Das Boot in der Werft säuft auch nicht ab. Erst in Bezug mit Wasser wird es möglicherweise kentern. Wird es fürs Museum gebaut...
Und daß bestimmte XYZ Standardplots zerschießen können, die für Settings und Figuren ohne XYZ erfunden worden sind (klassischer Fall: Mördersuche mit Telepathie oder der Fähigkeit, das Opfer nachträglich selbst zu befragen), ist auch eine einigermaßen banale Erkenntnis. Davon sind diese XYZ ihrerseits auch nicht automatisch imba, sondern passen zunächst mal einfach nur nicht zu dieser ganz speziellen Art von Szenario -- beziehungsweise das Szenario halt nicht in ihre Welt.
Also, ja: context matters.
Dieser Aspekt wurde oft genannt, daher noch ein paar Gedanken und Klarstellungen meinerseits: Balancing macht natürlich nur Sinn, wenn die Regeldesigner reflektiert haben, welche Herausforderungen bei ihrem Spiel im Zentrum stehen. Andernfalls kann ich nämlich die (relative) Nützlichkeit von Charakteroptionen gar nicht bewerten. In meiner Definition fiel das unter den Begriff "Nische". Je wichtiger ein bestimmter Herausforderungstyp in einem Spiel ist, desto mehr Nischen in der Nische (respektive Unterkategorien) sind für effektives Balancing relevant. Ist in einem System Kampf wichtig, dann gibt es z.B. nicht nur die Nische Kampf sondern innerhalb der Nische Kampf beispielsweise noch "Tank", "Striker", "Supporter" oder "Controller". Ein Spiel, in dem das Lösen von Kriminalfällen oder das Aufdecken von Intrigen im Mittelpunkt steht, hat ganz andere Nischen.
Weil ich es für so wichtig halte, einmal mehr: Man kann sich im Rollenspiel viel Kummer ersparen, wenn man ein zu den "Lieblingsherausforderungen" der Gruppe passendes Spiel wählt.

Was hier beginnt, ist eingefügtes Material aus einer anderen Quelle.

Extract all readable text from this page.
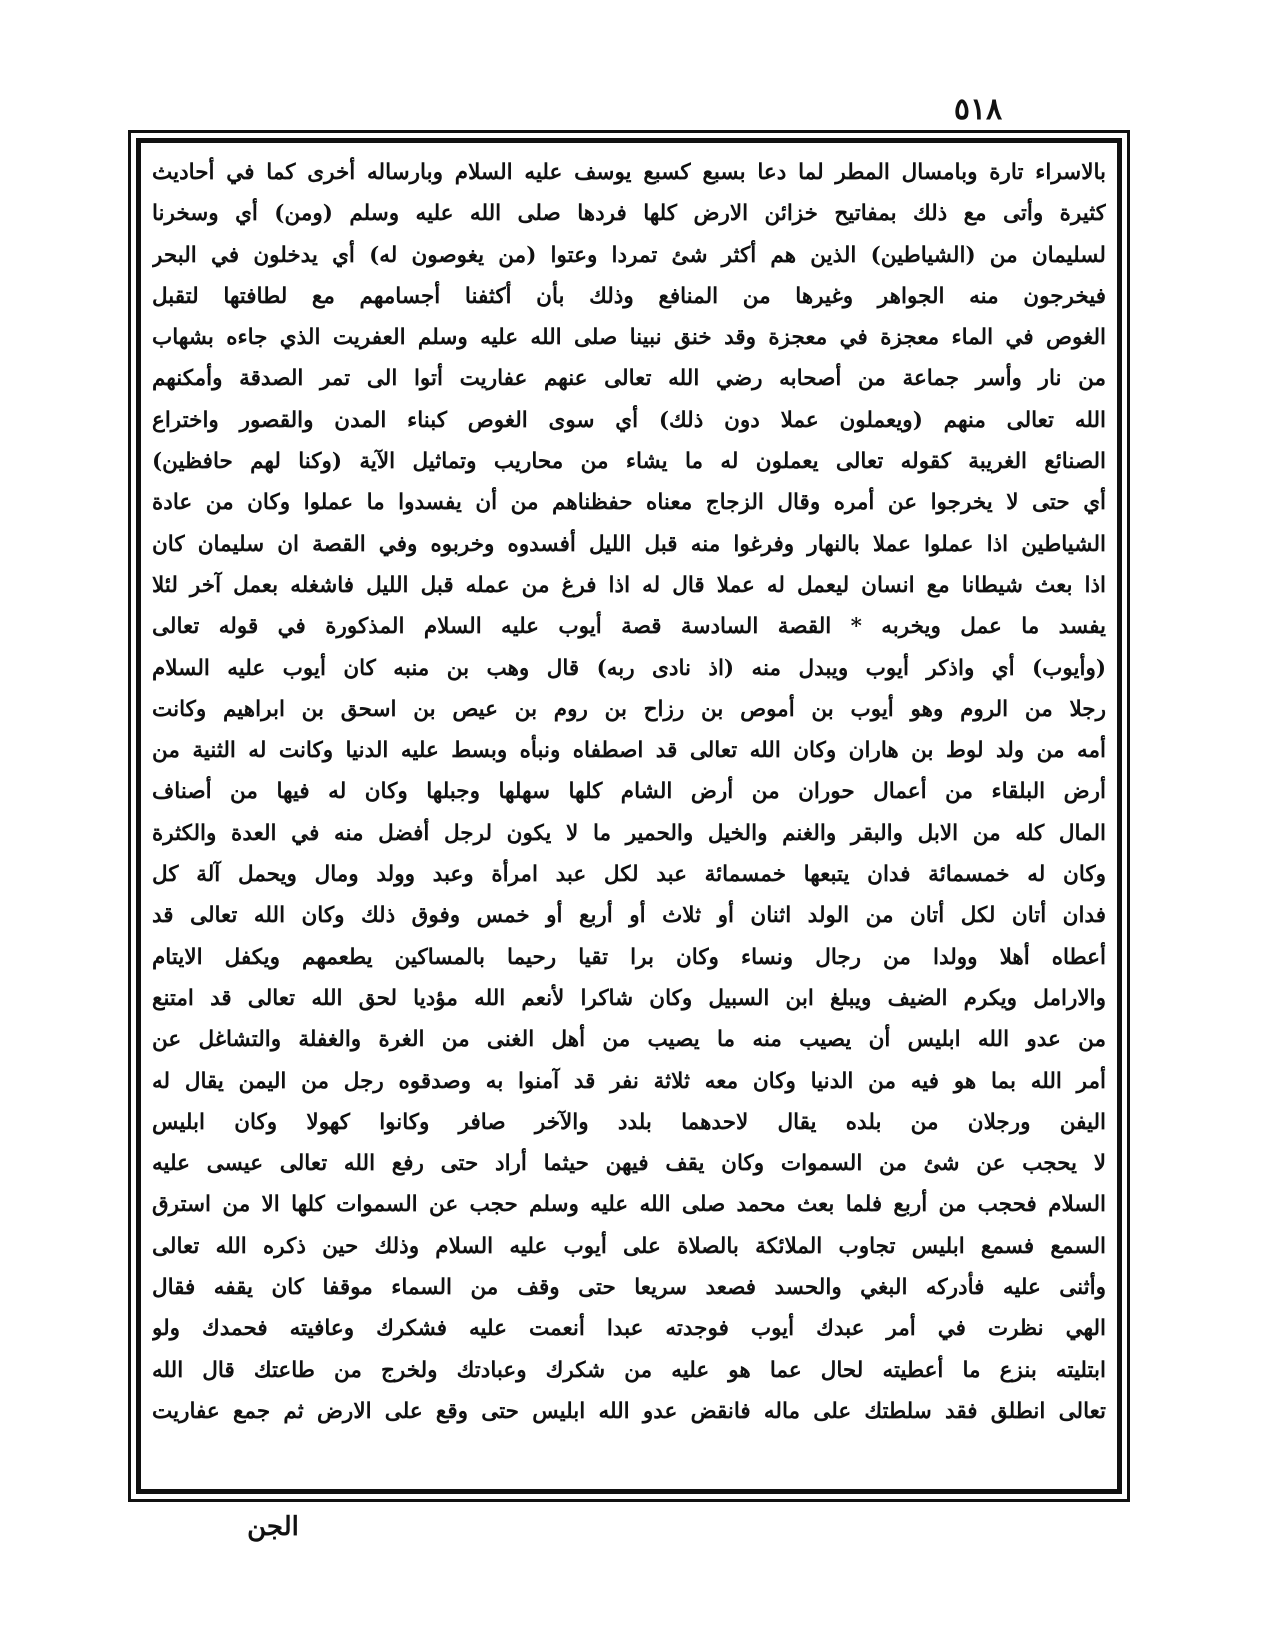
٥١٨
بالاسراء تارة وبامسال المطر لما دعا بسبع كسبع يوسف عليه السلام وبارساله أخرى كما في أحاديث
كثيرة وأتى مع ذلك بمفاتيح خزائن الارض كلها فردها صلى الله عليه وسلم (ومن) أي وسخرنا
لسليمان من (الشياطين) الذين هم أكثر شئ تمردا وعتوا (من يغوصون له) أي يدخلون في البحر
فيخرجون منه الجواهر وغيرها من المنافع وذلك بأن أكثفنا أجسامهم مع لطافتها لتقبل
الغوص في الماء معجزة في معجزة وقد خنق نبينا صلى الله عليه وسلم العفريت الذي جاءه بشهاب
من نار وأسر جماعة من أصحابه رضي الله تعالى عنهم عفاريت أتوا الى تمر الصدقة وأمكنهم
الله تعالى منهم (ويعملون عملا دون ذلك) أي سوى الغوص كبناء المدن والقصور واختراع
الصنائع الغريبة كقوله تعالى يعملون له ما يشاء من محاريب وتماثيل الآية (وكنا لهم حافظين)
أي حتى لا يخرجوا عن أمره وقال الزجاج معناه حفظناهم من أن يفسدوا ما عملوا وكان من عادة
الشياطين اذا عملوا عملا بالنهار وفرغوا منه قبل الليل أفسدوه وخربوه وفي القصة ان سليمان كان
اذا بعث شيطانا مع انسان ليعمل له عملا قال له اذا فرغ من عمله قبل الليل فاشغله بعمل آخر لئلا
يفسد ما عمل ويخربه * القصة السادسة قصة أيوب عليه السلام المذكورة في قوله تعالى
(وأيوب) أي واذكر أيوب ويبدل منه (اذ نادى ربه) قال وهب بن منبه كان أيوب عليه السلام
رجلا من الروم وهو أيوب بن أموص بن رزاح بن روم بن عيص بن اسحق بن ابراهيم وكانت
أمه من ولد لوط بن هاران وكان الله تعالى قد اصطفاه ونبأه وبسط عليه الدنيا وكانت له الثنية من
أرض البلقاء من أعمال حوران من أرض الشام كلها سهلها وجبلها وكان له فيها من أصناف
المال كله من الابل والبقر والغنم والخيل والحمير ما لا يكون لرجل أفضل منه في العدة والكثرة
وكان له خمسمائة فدان يتبعها خمسمائة عبد لكل عبد امرأة وعبد وولد ومال ويحمل آلة كل
فدان أتان لكل أتان من الولد اثنان أو ثلاث أو أربع أو خمس وفوق ذلك وكان الله تعالى قد
أعطاه أهلا وولدا من رجال ونساء وكان برا تقيا رحيما بالمساكين يطعمهم ويكفل الايتام
والارامل ويكرم الضيف ويبلغ ابن السبيل وكان شاكرا لأنعم الله مؤديا لحق الله تعالى قد امتنع
من عدو الله ابليس أن يصيب منه ما يصيب من أهل الغنى من الغرة والغفلة والتشاغل عن
أمر الله بما هو فيه من الدنيا وكان معه ثلاثة نفر قد آمنوا به وصدقوه رجل من اليمن يقال له
اليفن ورجلان من بلده يقال لاحدهما بلدد والآخر صافر وكانوا كهولا وكان ابليس
لا يحجب عن شئ من السموات وكان يقف فيهن حيثما أراد حتى رفع الله تعالى عيسى عليه
السلام فحجب من أربع فلما بعث محمد صلى الله عليه وسلم حجب عن السموات كلها الا من استرق
السمع فسمع ابليس تجاوب الملائكة بالصلاة على أيوب عليه السلام وذلك حين ذكره الله تعالى
وأثنى عليه فأدركه البغي والحسد فصعد سريعا حتى وقف من السماء موقفا كان يقفه فقال
الهي نظرت في أمر عبدك أيوب فوجدته عبدا أنعمت عليه فشكرك وعافيته فحمدك ولو
ابتليته بنزع ما أعطيته لحال عما هو عليه من شكرك وعبادتك ولخرج من طاعتك قال الله
تعالى انطلق فقد سلطتك على ماله فانقض عدو الله ابليس حتى وقع على الارض ثم جمع عفاريت
الجن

Aber woran erkenne ich, ob ein Spiel zu meinen Präferenzen passt? Ein guter Hinweis wäre der Anteil der Regeln für bestimmte Herausforderungskategorien. Wenn ich Detektivgeschichten lösen will, hilft mir ein Blick auf die Länge des Kampfkapitels und die Charakterfähigkeiten einer beliebigen Klasse, um D&D 5 wieder ins Regal zu stellen, Private Eye herauszuholen, und seinen Umschlag zu küssen. Für Gruppen die Herausforderungen zweitrangig finden, weil der Hauptspaß aus Interaktion der Charaktere untereinander bzw. mit NSCs sowie dem (kollaborativen) Erschaffen einer guter Geschichte stammt (narrativer Schwerpunkt), gibt es wiederum schöne Systeme, die diesen Schwerpunkt mit geeigneten Werkzeugen unterstützen (z.B. PbtA oder Cortex Prime).
Den Konflikt mit einer Wache per Kampf oder auf "sozialem" Weg zu lösen, sollte bspw. im Idealfall vergleichbar schwierig sein; erstmal unabhängig davon, ob das jetzt konkret über Waffeneinsatz, Magie oder mit technischen Hilfsmitteln erfolgt. Erst dann kann man auf den konkreten "Lösungsweg" schauen und muss zusätzlich dafür sogen, dass hier nicht eine Methode deutlich stärker ausfällt. - Ganz besonders natürlich, wenn diese nicht grundsätzlich allen SCs (potentiell) zugänglich ist, was ja idR der Fall ist.
Wenn ich dich richtig verstehe, willst du darauf hinweisen, dass ein System transparent bezüglich der Relevanz seiner Nischen sein soll? Dem stimme ich zu, wenn es soziale Fertigkeiten etc. gibt (implizit also die Nische "soziale Herausforderungen"), sollte deren Anwendung auch dazu geeignet sein, Herausforderungen wie "Wache überreden" zu bewältigen. Und wenn es "Schlösser öffnen" gibt soll das ebenfalls effektiv sein und zudem nicht durch einen Zauber vom Typ "Knock" trivialisiert werden.
Zed bringt das ja immer mal wieder ins Spiel: Es ist ein Paradebeispiel für schlechtes Balancing, wenn viele "mundane" Fertigkeiten durch Zauber de facto überflüssig gemacht werden.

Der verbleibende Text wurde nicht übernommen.